Notes from the Field: JFK in the 1960s


Rebecca Levinsky—

jfkA Great Crowd Had Gathered: JFK in the 1960s, on view at the Yale University Art Gallery, captures the essence of Kennedy’s life in the public sphere and the effects of his assassination on the American public.

The exhibition space itself creates a somber mood. The walls are painted a deep blue that is both patriotic and also mournful. The layout of the photographs, which are displayed in single file or small groupings, promotes individual contemplation. The exhibition is not a eulogy, however, because it is also a celebration of the instances of unity during Kennedy’s presidency. As the exhibition title attests, they gathered in “great crowds.” The images in the exhibition present these diverse crowds of young and old, black and white, and affluent and poor Kennedy supporters.

The austerity of the exhibition space emphasizes the power of the few images selected for the exhibition. Only 32 frames hang on the walls in the gallery, and yet the political atmosphere of this decade comes across incredibly strongly. A timeline band that runs across the top of the walls calls out major events from the decade, and the images present poignant reactions to many of these events. The exhibition begins by following Kennedy’s political career on the campaign trail and concludes with space exploration at Cape Kennedy in 1969.

The 1960s were also a time of technological innovation, and the exhibition explores some of these important advances as they emphasized and shaped Kennedy’s impact. Photographic reproductions were more available to the public in the 1960s than ever before, including the first ever televised presidential debate. Additionally, via photo-telegraphy, news wires distributed photographs instantaneously across the nation. Such widespread availability of reproduced images of Kennedy, and in particular of his assassination, has grounded many of the images of this exhibition in the American consciousness.

I found the most poignant images in the exhibition to be those taken following Kennedy’s assassination. Even though I was not yet born in the 1960s, a few of these images—such as the photograph of Jack Ruby killing Lee Harvey Oswald—are still familiar to me because they have become incredibly iconic. More haunting, though, are the photographs of ordinary people, and of empty storefronts filled with images of Kennedy. A number of these are contained in the book JFK: A Photographic Memoir, a book of Lee Friedlander’s photographs published recently by the Yale University Art Gallery and distributed by Yale University Press. The affecting images collected here presents mourning as both a solitary and also communal experience. It ends, interestingly, with photographs taken in 1962 at the Columbus Day Parade. The sense that the public is still waiting for Kennedy is pervasive, both in the exhibition and the book.
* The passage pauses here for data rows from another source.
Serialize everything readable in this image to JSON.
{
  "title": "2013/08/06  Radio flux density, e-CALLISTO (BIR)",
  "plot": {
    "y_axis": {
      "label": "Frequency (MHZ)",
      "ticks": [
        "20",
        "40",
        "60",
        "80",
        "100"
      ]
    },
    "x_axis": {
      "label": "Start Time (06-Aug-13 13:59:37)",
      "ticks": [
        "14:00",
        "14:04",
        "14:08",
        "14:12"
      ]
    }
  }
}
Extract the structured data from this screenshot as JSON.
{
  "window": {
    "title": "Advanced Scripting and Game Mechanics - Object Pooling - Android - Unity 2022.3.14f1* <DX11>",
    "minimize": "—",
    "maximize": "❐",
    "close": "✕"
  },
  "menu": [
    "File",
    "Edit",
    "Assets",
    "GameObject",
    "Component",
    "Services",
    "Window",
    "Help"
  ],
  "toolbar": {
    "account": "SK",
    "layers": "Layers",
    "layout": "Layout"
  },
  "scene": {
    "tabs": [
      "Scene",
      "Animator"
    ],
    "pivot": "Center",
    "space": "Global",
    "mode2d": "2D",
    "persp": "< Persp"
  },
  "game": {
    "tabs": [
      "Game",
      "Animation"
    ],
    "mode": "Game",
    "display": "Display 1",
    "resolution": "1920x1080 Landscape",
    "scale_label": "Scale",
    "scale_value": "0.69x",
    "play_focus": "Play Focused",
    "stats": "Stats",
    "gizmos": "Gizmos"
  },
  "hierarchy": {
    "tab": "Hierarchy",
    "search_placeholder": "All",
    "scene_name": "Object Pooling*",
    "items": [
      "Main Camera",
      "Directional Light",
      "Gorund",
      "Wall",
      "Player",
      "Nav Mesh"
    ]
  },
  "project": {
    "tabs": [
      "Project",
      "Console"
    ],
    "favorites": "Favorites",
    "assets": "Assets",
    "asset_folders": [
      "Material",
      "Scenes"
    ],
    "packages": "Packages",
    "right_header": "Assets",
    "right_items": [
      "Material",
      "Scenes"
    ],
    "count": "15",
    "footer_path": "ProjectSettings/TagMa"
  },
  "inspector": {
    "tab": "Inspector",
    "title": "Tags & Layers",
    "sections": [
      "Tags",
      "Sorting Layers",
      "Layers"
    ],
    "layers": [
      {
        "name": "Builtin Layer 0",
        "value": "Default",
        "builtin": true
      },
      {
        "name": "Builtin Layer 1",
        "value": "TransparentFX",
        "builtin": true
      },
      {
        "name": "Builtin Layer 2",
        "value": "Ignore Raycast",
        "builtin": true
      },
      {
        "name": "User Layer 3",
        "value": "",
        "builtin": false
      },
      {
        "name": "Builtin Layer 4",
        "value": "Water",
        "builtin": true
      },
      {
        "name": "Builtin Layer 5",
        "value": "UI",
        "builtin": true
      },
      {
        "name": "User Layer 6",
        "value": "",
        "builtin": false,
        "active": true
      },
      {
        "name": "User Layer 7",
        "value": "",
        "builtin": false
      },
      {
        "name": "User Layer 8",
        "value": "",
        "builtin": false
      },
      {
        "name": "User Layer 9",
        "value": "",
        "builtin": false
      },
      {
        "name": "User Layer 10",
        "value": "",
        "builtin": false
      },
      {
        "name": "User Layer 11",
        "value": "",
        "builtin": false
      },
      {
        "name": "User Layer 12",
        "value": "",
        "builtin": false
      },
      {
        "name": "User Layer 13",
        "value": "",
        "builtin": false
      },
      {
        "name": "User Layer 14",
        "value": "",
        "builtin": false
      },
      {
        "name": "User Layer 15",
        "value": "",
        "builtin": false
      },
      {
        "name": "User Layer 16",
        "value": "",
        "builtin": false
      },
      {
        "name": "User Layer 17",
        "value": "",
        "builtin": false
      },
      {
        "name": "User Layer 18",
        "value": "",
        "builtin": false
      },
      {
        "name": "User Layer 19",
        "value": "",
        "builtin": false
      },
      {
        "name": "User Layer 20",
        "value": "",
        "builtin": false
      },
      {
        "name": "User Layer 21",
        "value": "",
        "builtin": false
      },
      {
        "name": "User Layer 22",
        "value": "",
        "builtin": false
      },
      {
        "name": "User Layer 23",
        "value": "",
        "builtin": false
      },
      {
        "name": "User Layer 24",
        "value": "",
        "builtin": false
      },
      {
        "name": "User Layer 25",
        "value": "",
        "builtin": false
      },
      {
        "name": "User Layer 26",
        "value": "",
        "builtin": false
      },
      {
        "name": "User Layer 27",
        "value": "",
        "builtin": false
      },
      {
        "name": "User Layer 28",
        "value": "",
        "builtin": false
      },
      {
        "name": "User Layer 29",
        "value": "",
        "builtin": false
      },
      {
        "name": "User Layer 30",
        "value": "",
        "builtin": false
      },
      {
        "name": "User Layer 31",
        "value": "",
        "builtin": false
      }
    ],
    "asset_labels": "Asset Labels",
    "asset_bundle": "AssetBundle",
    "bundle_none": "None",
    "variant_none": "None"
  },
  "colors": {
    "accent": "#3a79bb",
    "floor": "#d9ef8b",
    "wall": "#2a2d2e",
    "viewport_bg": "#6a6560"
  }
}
The exhibition’s final photograph shows the moon landing, but in an emotional mood that matches the exhibition’s aura. The photograph does not depict a man on the moon, or a space shuttle during blast-off. Instead, photographer Garry Winogrand has captured Cape Kennedy, Florida, at the time of a rocket launch in 1969. Onlookers gather around the entrance to the John F. Kennedy Space Center and look up at the sky, towards the future. Yet to do so, they have gathered at a location named in honor their deceased president. These Americans cling to the past as they look to the future. Kennedy may no longer be around, but his presence, his image, his impact, will linger on—at sites like Cape Kennedy, in exhibitions like A Great Crowd Had Gathered, in photographs such as the ones in JFK: A Photographic Memoir.

Rebecca Levinsky is a junior at Yale University, majoring in History of Art, and is an Art Workshop Assistant at Yale University Press.